但反过来讲,他们缺的也就只是这一块拼图,只要一个契机,皇帝陛下和道森将军就有可能发现真相。
到那个时候我岂不是也危险了啊?奥克莱森公爵心里嘀咕。
“亚伦陛下继位后,西部地区黑道斗争变得极为频繁,引起了陛下的注意。我也稍微做了一下调查,发现西部地区的黑市魔药的贩卖规模增加了,而且还出现了新的品质很高的魔药,和芬里尔贩卖的几乎一模一样。”诺曼说。
“您的意思是?”公爵明知故问。
“我猜测最近的黑道争斗,便是那位芬里尔和艾兰德复国党之间争夺地盘所致。

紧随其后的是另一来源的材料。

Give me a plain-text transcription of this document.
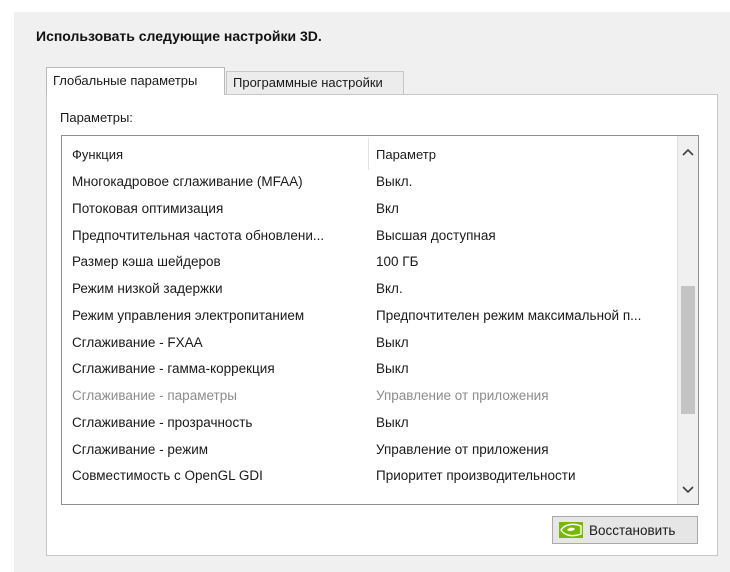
Использовать следующие настройки 3D.
Глобальные параметры	Программные настройки
Параметры:
Функция	Параметр
Многокадровое сглаживание (MFAA)	Выкл.
Потоковая оптимизация	Вкл
Предпочтительная частота обновлени...	Высшая доступная
Размер кэша шейдеров	100 ГБ
Режим низкой задержки	Вкл.
Режим управления электропитанием	Предпочтителен режим максимальной п...
Сглаживание - FXAA	Выкл
Сглаживание - гамма-коррекция	Выкл
Сглаживание - параметры	Управление от приложения
Сглаживание - прозрачность	Выкл
Сглаживание - режим	Управление от приложения
Совместимость с OpenGL GDI	Приоритет производительности
Восстановить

”诺曼说。
“典型的黑吃黑啊,这对我们来说倒也不算坏事,让这些罪犯相互消耗,我们再将他们一举铲除。”奥克莱森公爵说道。
他自然是希望禁卫军不要干扰他处理那些艾兰德残党黑帮,不然他暴露的风险实在太大了。
“可问题是,这些争斗造成的死伤太严重了,您领地之前不就发生了一起商队被卷入黑帮枪战的案件吗?”诺曼说。
“啊,是有这么回事。”公爵回道。
那场案件其实是他为芬里尔分销魔药的运输队遭到了敌对黑帮的报复性袭击,之后他只能伪装成商队被卷入枪战来掩盖此事,然后借机用异端审判所的力量调查发动袭击的黑帮。
“陛下见识过那些黑帮给普通人带来的苦难,哈梅尔镇的异端审判官被杀的案件,就是当地的黑帮干的。东部一直都被摩伊兰德渗透,魔药的交易就没有停过,那些黑帮一茬接一茬,仿佛没有止境。”诺曼说。

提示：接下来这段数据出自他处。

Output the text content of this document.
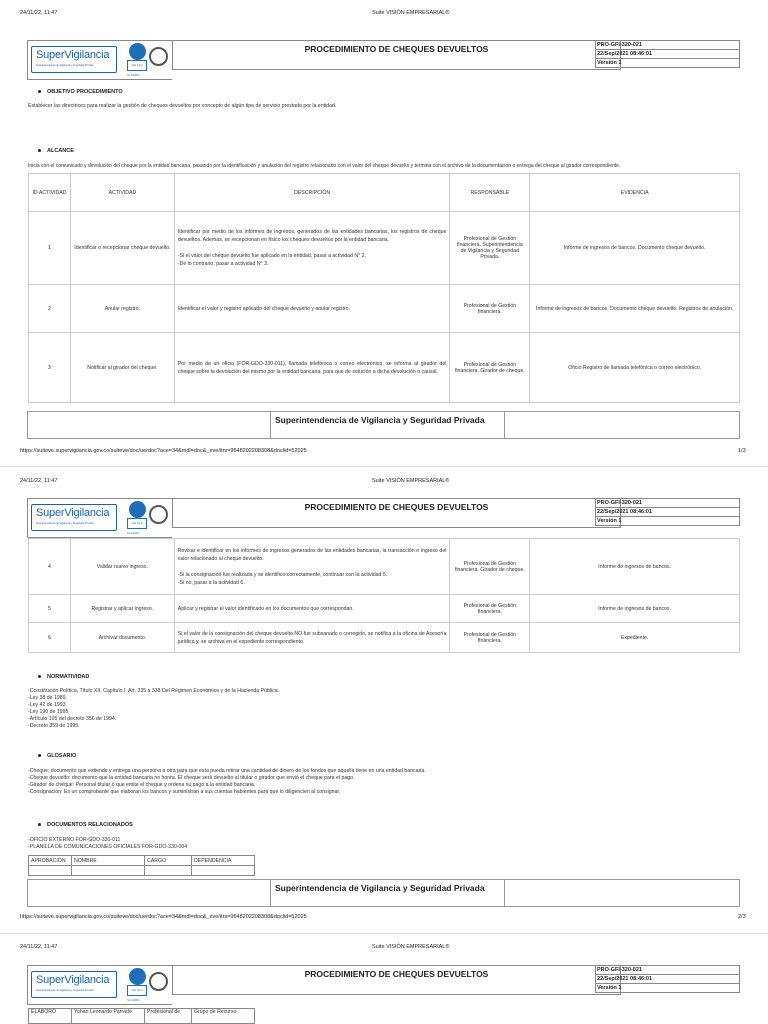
24/11/22, 11:47	Suite VISIÓN EMPRESARIAL®
SuperVigilancia
Superintendencia de Vigilancia y Seguridad Privada	Del azul
SC-CER00
PROCEDIMIENTO DE CHEQUES DEVUELTOS	PRO-GFI-320-021
22/Sep/2021 08:46:01
Versión 1
OBJETIVO PROCEDIMIENTO
Establecer las directrices para realizar la gestión de cheques devueltos por concepto de algún tipo de servicio prestado por la entidad.
ALCANCE
Inicia con el comunicado y devolución del cheque por la entidad bancaria, pasando por la identificación y anulación del registro relacionado con el valor del cheque devuelto y termina con el archivo de la documentación o entrega del cheque al girador correspondiente.
ID ACTIVIDAD	ACTIVIDAD	DESCRIPCIÓN	RESPONSABLE	EVIDENCIA
1	Identificar o recepcionar cheque devuelto.	Identificar por medio de los informes de ingresos, generados de las entidades bancarias, los registros de cheque devueltos. Además, se recepcionan en físico los cheques devueltos por la entidad bancaria.

-Si el valor del cheque devuelto fue aplicado en la entidad, pasar a actividad N° 2.
-De lo contrario, pasar a actividad N° 3.	Profesional de Gestión financiera. Superintendencia de Vigilancia y Seguridad Privada.	Informe de ingresos de bancos. Documento cheque devuelto.
2	Anular registro.	Identificar el valor y registro aplicado del cheque devuelto y anular registro.	Profesional de Gestión financiera.	Informe de ingresos de bancos. Documento cheque devuelto. Registros de anulación.
3	Notificar al girador del cheque.	Por medio de un oficio (FOR-GDO-330-011), llamada telefónica o correo electrónico, se informa al girador del cheque sobre la devolución del mismo por la entidad bancaria, para que de solución a dicha devolución o causal.	Profesional de Gestión financiera. Girador de cheque.	Oficio Registro de llamada telefónica o correo electrónico.
Superintendencia de Vigilancia y Seguridad Privada
https://suiteve.supervigilancia.gov.co/suiteve/doc/uerdoc?ace=34&mdl=doc&_eve/itrs=9648202208308&doclid=52025	1/3
24/11/22, 11:47	Suite VISIÓN EMPRESARIAL®
SuperVigilancia
Superintendencia de Vigilancia y Seguridad Privada	Del azul
SC-CER00
PROCEDIMIENTO DE CHEQUES DEVUELTOS	PRO-GFI-320-021
22/Sep/2021 08:46:01
Versión 1
4	Validar nuevo ingreso.	Revisar e identificar en los informes de ingresos generados de las entidades bancarias, la transacción e ingreso del valor relacionado al cheque devuelto.

-Si la consignación fue realizada y se identifico correctamente, continuar con la actividad 5.
-Si no, pasar a la actividad 6.	Profesional de Gestión financiera. Girador de cheque.	Informe de ingresos de bancos.
5	Registrar y aplicar ingreso.	Aplicar y registrar el valor identificado en los documentos que correspondan.	Profesional de Gestión financiera.	Informe de ingresos de bancos.
6	Archivar documento.	Si el valor de la consignación del cheque devuelto NO fue subsanado o corregido, se notifica a la oficina de Asesoría jurídica y, se archiva en el expediente correspondiente.	Profesional de Gestión financiera.	Expediente.
NORMATIVIDAD
-Constitución Política, Título XII, Capítulo I, Art. 335 a 338 Del Régimen Económico y de la Hacienda Pública.
-Ley 38 de 1989.
-Ley 42 de 1993.
-Ley 190 de 1995
-Artículo 105 del decreto 356 de 1994.
-Decreto 359 de 1995.
GLOSARIO
-Cheque: documento que extiende y entrega una persona a otra para que esta pueda retirar una cantidad de dinero de los fondos que aquella tiene en una entidad bancaria.
-Cheque devuelto: documento que la entidad bancaria no honra. El cheque será devuelto al titular o girador que envió el cheque para el pago.
-Girador de cheque: Personal titular o que emite el cheque y ordena su pago a la entidad bancaria.
-Consignación: Es un comprobante que elaboran los bancos y suministran a sus cuentas habientes para que lo diligencien al consignar.
DOCUMENTOS RELACIONADOS
-OFICIO EXTERNO FOR-GDO-330-011
-PLANILLA DE COMUNICACIONES OFICIALES FOR-GDO-330-004
APROBACIÓN	NOMBRE	CARGO	DEPENDENCIA

Superintendencia de Vigilancia y Seguridad Privada
https://suiteve.supervigilancia.gov.co/suiteve/doc/uerdoc?ace=34&mdl=doc&_eve/itrs=9648202208308&doclid=52025	2/3
24/11/22, 11:47	Suite VISIÓN EMPRESARIAL®
SuperVigilancia
Superintendencia de Vigilancia y Seguridad Privada	Del azul
SC-CER00
PROCEDIMIENTO DE CHEQUES DEVUELTOS	PRO-GFI-320-021
22/Sep/2021 08:46:01
Versión 1
ELABORÓ	Yohan Leonardo Parrado	Profesional de	Grupo de Recurso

“魔药的交易,摩伊兰德的渗透是一方面,市场有需求又是另一方面,老实说就算没有摩伊兰德,那些黑帮也从大陆上的其他国家走私,或者自己搞出货,只要有利益就会有人趋之若鹜,再怎么杀头的罪都挡不住的,有时候我甚至觉得也许堵不如疏,如果有个可控的人物处理这一块问题,也许反而能减小这种印象也说不定。我听说……东部的魔药黑帮倒是比西部要规矩一些。”奥克莱森公爵试探性地说道。
这话讲出来表明的立场虽然还不至于被问罪,但也有被斥责的风险,他自己也觉得有点冒险了。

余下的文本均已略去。